MahkemeYargıtay 11. Hukuk Dairesi
Esas No 2020 / ****
Karar No 2021 / ****
Karar Tarihi **.06.2021
Karşı OyYok

Karar Metni

MAHKEMESİ :TİCARET MAHKEMESİ

Taraflar arasında görülen davada Ankara 3. Asliye Ticaret Mahkemesince bozmaya uyularak verilen 22.10.2019 tarih ve 2018/575-2019/768 sayılı kararın Yargıtayca incelenmesi davalı …. ve Tic. A.Ş. vekili ile davacı … vekili ve davalı …Ş. vekili tarafından istenmiş ve temyiz dilekçesinin süresi içinde verildiği anlaşılmış olmakla, dava dosyası için Tetkik Hakimi … tarafından düzenlenen rapor dinlendikten ve yine dosya içerisindeki dilekçe, layihalar, duruşma tutanakları ve tüm belgeler okunup, incelendikten sonra işin gereği görüşülüp, düşünüldü:
Asıl davada davacı vekili; müvekkilinin davalılardan Ladik Nak. ve Tic. A.Ş. ile yaptığı 26.1.2004 tarihli kira sözleşmesiyle kendisine ait çekici ve römorku bu şirkete kiraladığını, taraflar arasındaki kira sözleşmesi uyarınca aylık 10.000,00 TL ile navlun bedelinin %10’u haricinde kalan kısımdan masraflar haricinde kalan bedelin müvekkiline ödeneceğinin kararlaştırıldığını, davalılardan Sembol Ambalaj San. A.Ş.’nin davalılardan … ile 27.4.2007 tarihli bir taşıma sözleşmesi imzaladığını, söz konusu sözleşmede taşınacak yükün kuru yük olduğuna dair beyanda bulunduğunu, üst taşıyıcı durumundaki…nın da alt taşıyıcı olarak davalı …. ve Tic. A.Ş. ile aynı tarihli taşıma sözleşmesi imzaladığını, bu taşıma sözleşmeleri uyarınca davalı … San. A.Ş.’ye ait yükün Almaata’ya taşınma işinin müvekkiline ait aynı zamanda müvekkilinin oğlunun sürücülüğünü yaptığı çekici ve römork ile yapıldığını, bu taşıma sırasında 20.5.2007 tarihinde aracın Kazakistan’da seyir halinde bulunduğu sırada yandığını, söz konusu yangın nedeniyle müvekkiline ait çekici ve römorkun yükle birlikte tamamen yandığını, Kazakistan’da bulunan yetkili mercilerce verilen raporda meydana gelen yangının taşınan yükten kaynaklandığının belirtildiğini, davalıların taşınan yüke ilişkin yanıltıcı bilgi vermeleri ve yükün güvenli bir biçimde taşınmasına ilişkin gerekli önlemleri almamaları sonucunda müvekkilinin zararına sebebiyet verdiklerini ileri sürerek, fazlaya dair haklar saklı kalmak kaydıyla çekici ve römorkun bedeli ile müvekkilinin kazanç kaybına binaen şimdilik 10.000,00 TL’nin davalılardan müştereken ve müteselsilen tahsiline karar verilmesini talep ve dava etmiş, 01.02.2013 havale tarihli ıslah dilekçesi ile dava değerini zarar gören çekici nedeniyle 8.000,00 TL’den 42.000,00 TL’ye, römork bakımından 1.000,00 TL’den 11.000,00 TL’ye kazanç kaybı bakımından 1.000,00 TL’den 20.000,00 TL’ye yükselterek toplamda 73.000,00 TL’nin davalılardan müştereken ve müteselsilen tahsilini talep ve dava etmiştir.

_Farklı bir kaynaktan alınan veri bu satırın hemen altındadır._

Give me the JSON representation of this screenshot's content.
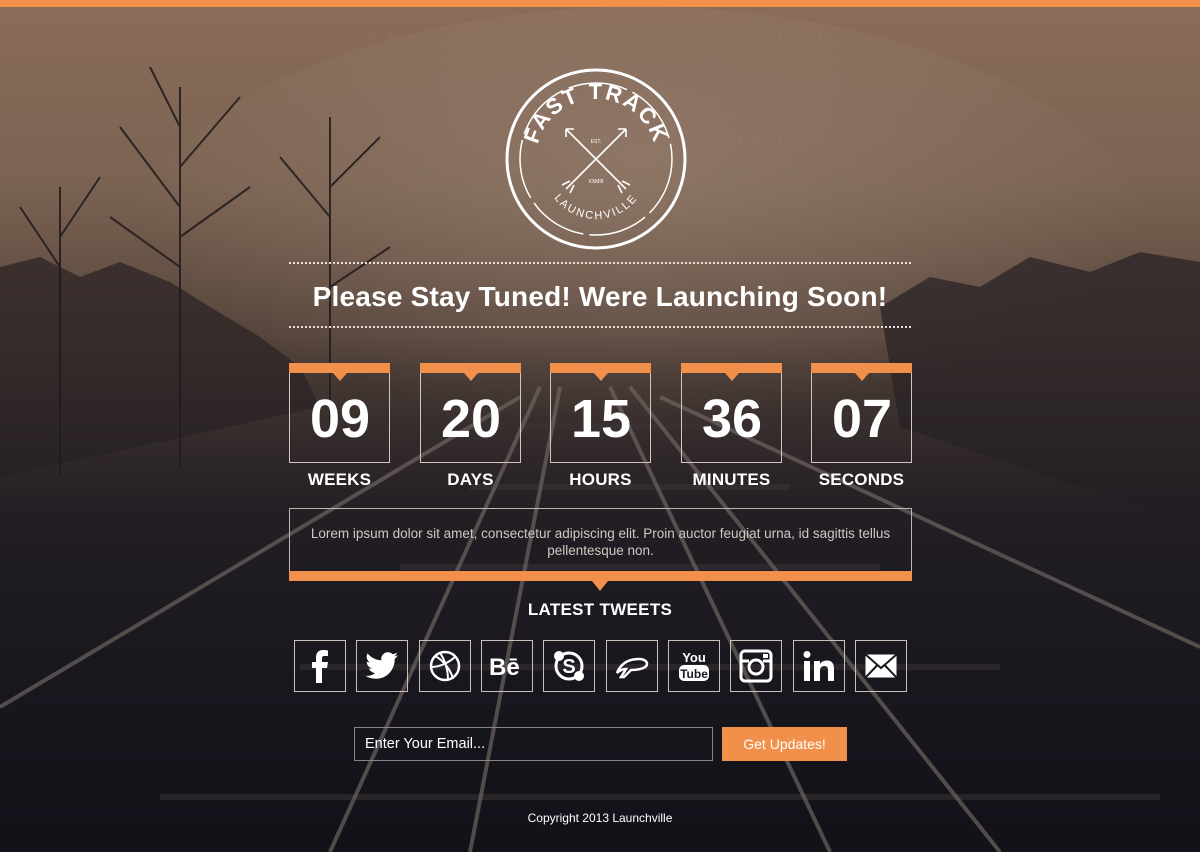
{
  "brand": {
    "name": "FAST TRACK",
    "location": "LAUNCHVILLE",
    "est": "EST.",
    "year": "XXMIII"
  },
  "headline": "Please Stay Tuned! Were Launching Soon!",
  "countdown": [
    {
      "value": "09",
      "label": "WEEKS"
    },
    {
      "value": "20",
      "label": "DAYS"
    },
    {
      "value": "15",
      "label": "HOURS"
    },
    {
      "value": "36",
      "label": "MINUTES"
    },
    {
      "value": "07",
      "label": "SECONDS"
    }
  ],
  "tweet": {
    "text": "Lorem ipsum dolor sit amet, consectetur adipiscing elit. Proin auctor feugiat urna, id sagittis tellus pellentesque non.",
    "title": "LATEST TWEETS"
  },
  "social": [
    "facebook-icon",
    "twitter-icon",
    "dribbble-icon",
    "behance-icon",
    "skype-icon",
    "deviantart-icon",
    "youtube-icon",
    "instagram-icon",
    "linkedin-icon",
    "email-icon"
  ],
  "subscribe": {
    "placeholder": "Enter Your Email...",
    "button": "Get Updates!"
  },
  "footer": {
    "copyright": "Copyright 2013 Launchville"
  },
  "colors": {
    "accent": "#f0904a"
  }
}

Davalı … San. A.Ş. vekili, müvekkiline bu davada husumet yöneltilemeyeceğini, somut olayda müvekkilinin bir kusurunun bulunmadığını, taşınan yükün nevinin taşıyan tarafından yükleme esnasında öğrenildiğini, yangının yükün taşınması sırasında gerekli tedbirlerin alınmamasından kaynaklandığını, hasarlı araç nedeniyle elde edilen bedelin zarardan düşülmesi gerektiğini savunarak davanın reddini istemiş, davacının ıslah talebi sonrasında ıslah edilen kesim yönünden zamanaşımı def’inde bulunmuştur.
Davalı … vekili; müvekkilinin yaptığı taşıma sözleşmesi sırasında taşınacak yükün kuru yük olarak bildirildiğini, müvekkiline yükün yanıcı madde olduğuna dair bilgi verilmediğini, yangının araçta taşınan yükün nevinden kaynaklandığını savunarak davanın reddini istemiştir.

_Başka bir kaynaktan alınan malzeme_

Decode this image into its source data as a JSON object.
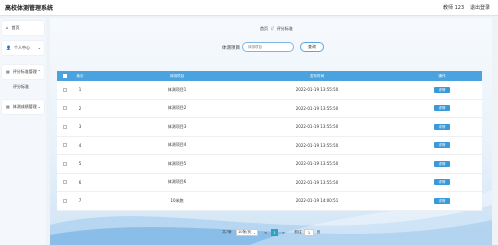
{
  "header": {
    "title": "高校体测管理系统",
    "user": "教师 123",
    "logout": "退出登录"
  },
  "sidebar": {
    "items": [
      {
        "label": "首页",
        "icon": "home-icon"
      },
      {
        "label": "个人中心",
        "icon": "user-icon"
      },
      {
        "label": "评分标准管理",
        "icon": "grid-icon"
      },
      {
        "label": "评分标准",
        "icon": ""
      },
      {
        "label": "体测成绩管理",
        "icon": "grid-icon"
      }
    ]
  },
  "breadcrumb": {
    "home": "首页",
    "sep": "//",
    "current": "评分标准"
  },
  "search": {
    "label": "体测项目",
    "placeholder": "体测项目",
    "button": "查询"
  },
  "table": {
    "headers": [
      "索引",
      "体测项目",
      "发布时间",
      "操作"
    ],
    "rows": [
      {
        "idx": "1",
        "name": "体测项目1",
        "date": "2022-01-19 13:55:50",
        "op": "详情"
      },
      {
        "idx": "2",
        "name": "体测项目2",
        "date": "2022-01-19 13:55:50",
        "op": "详情"
      },
      {
        "idx": "3",
        "name": "体测项目3",
        "date": "2022-01-19 13:55:50",
        "op": "详情"
      },
      {
        "idx": "4",
        "name": "体测项目4",
        "date": "2022-01-19 13:55:50",
        "op": "详情"
      },
      {
        "idx": "5",
        "name": "体测项目5",
        "date": "2022-01-19 13:55:50",
        "op": "详情"
      },
      {
        "idx": "6",
        "name": "体测项目6",
        "date": "2022-01-19 13:55:50",
        "op": "详情"
      },
      {
        "idx": "7",
        "name": "10米跑",
        "date": "2022-01-19 14:00:51",
        "op": "详情"
      }
    ]
  },
  "pager": {
    "total": "共7条",
    "page_size": "10条/页",
    "prev": "<",
    "current": "1",
    "next": ">",
    "goto": "前往",
    "goto_value": "1",
    "page_unit": "页"
  },
  "colors": {
    "accent": "#4aa3df",
    "button": "#3a9ad9",
    "pager_active": "#2fa3b8"
  }
}
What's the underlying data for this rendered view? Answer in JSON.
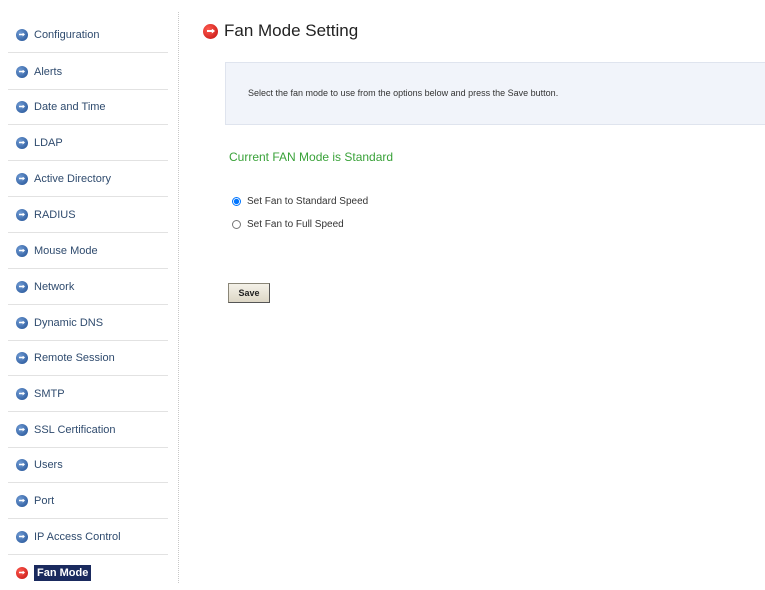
{
  "sidebar": {
    "items": [
      {
        "label": "Configuration",
        "active": false
      },
      {
        "label": "Alerts",
        "active": false
      },
      {
        "label": "Date and Time",
        "active": false
      },
      {
        "label": "LDAP",
        "active": false
      },
      {
        "label": "Active Directory",
        "active": false
      },
      {
        "label": "RADIUS",
        "active": false
      },
      {
        "label": "Mouse Mode",
        "active": false
      },
      {
        "label": "Network",
        "active": false
      },
      {
        "label": "Dynamic DNS",
        "active": false
      },
      {
        "label": "Remote Session",
        "active": false
      },
      {
        "label": "SMTP",
        "active": false
      },
      {
        "label": "SSL Certification",
        "active": false
      },
      {
        "label": "Users",
        "active": false
      },
      {
        "label": "Port",
        "active": false
      },
      {
        "label": "IP Access Control",
        "active": false
      },
      {
        "label": "Fan Mode",
        "active": true
      }
    ]
  },
  "main": {
    "title": "Fan Mode Setting",
    "instructions": "Select the fan mode to use from the options below and press the Save button.",
    "current_mode": "Current FAN Mode is Standard",
    "options": [
      {
        "label": "Set Fan to Standard Speed",
        "checked": true
      },
      {
        "label": "Set Fan to Full Speed",
        "checked": false
      }
    ],
    "save_label": "Save"
  },
  "colors": {
    "nav_text": "#2f4b6e",
    "active_bg": "#1a2a5e",
    "current_mode_text": "#39a239",
    "info_box_bg": "#f1f4fa"
  }
}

Davalı … Nakliyat ve Tic. A.Ş. vekili; dava konusu römorkun sicil kayıtlarından anlaşıldığı üzere müvekkiline ait olduğunu, davacı ile yapılan sözleşmeye rağmen davacıya iş başı ödeme yapıldığını davacıya ait aracın davalının oğlu tarafından kullanıldığını, meydana gelen olayda davacının oğlu olan araç sürücüsünün de kusurlu olduğunu, araç sürücüsünün müvekkilinin çalışanı olmadığını, savunarak davanın reddini istemiş, davacının ıslah talebi sonrasında ıslah edilen kesim yönünden zamanaşımı def’inde bulunmuştur.
Birleşen davada davacı … San. ve Tic. A.Ş. vekili; müvekkili ile davalı … arasında üst taşıyıcı olarak taşıma sözleşmesi imzalandığını, davalının taşımaya konu müvekkiline ait yükü alt taşıyıcı sıfatıyla diğer davalı …. ve Tic. A.Ş.’ye taşıttığını, diğer davalı … şirketinin davalı … Nakliyat şirketinin sigortacısı olduğunu, yükün Almaata’ya taşınması sırasında araçta meydana gelen yangın nedeniyle tamamen zayi olduğunu, yangının taşıyan sıfatındaki şirketlerin kusurlarından ileri geldiğini ileri sürerek, fazlaya dair hakları saklı kalmak kaydıyla şimdilik 10.000,00 Avro’nun kaza tarihinden itibaren işleyecek reeskont faiziyle birlikte davalılardan müştereken ve müteselsilen tahsiline karar verilmesini talep ve dava etmiştir.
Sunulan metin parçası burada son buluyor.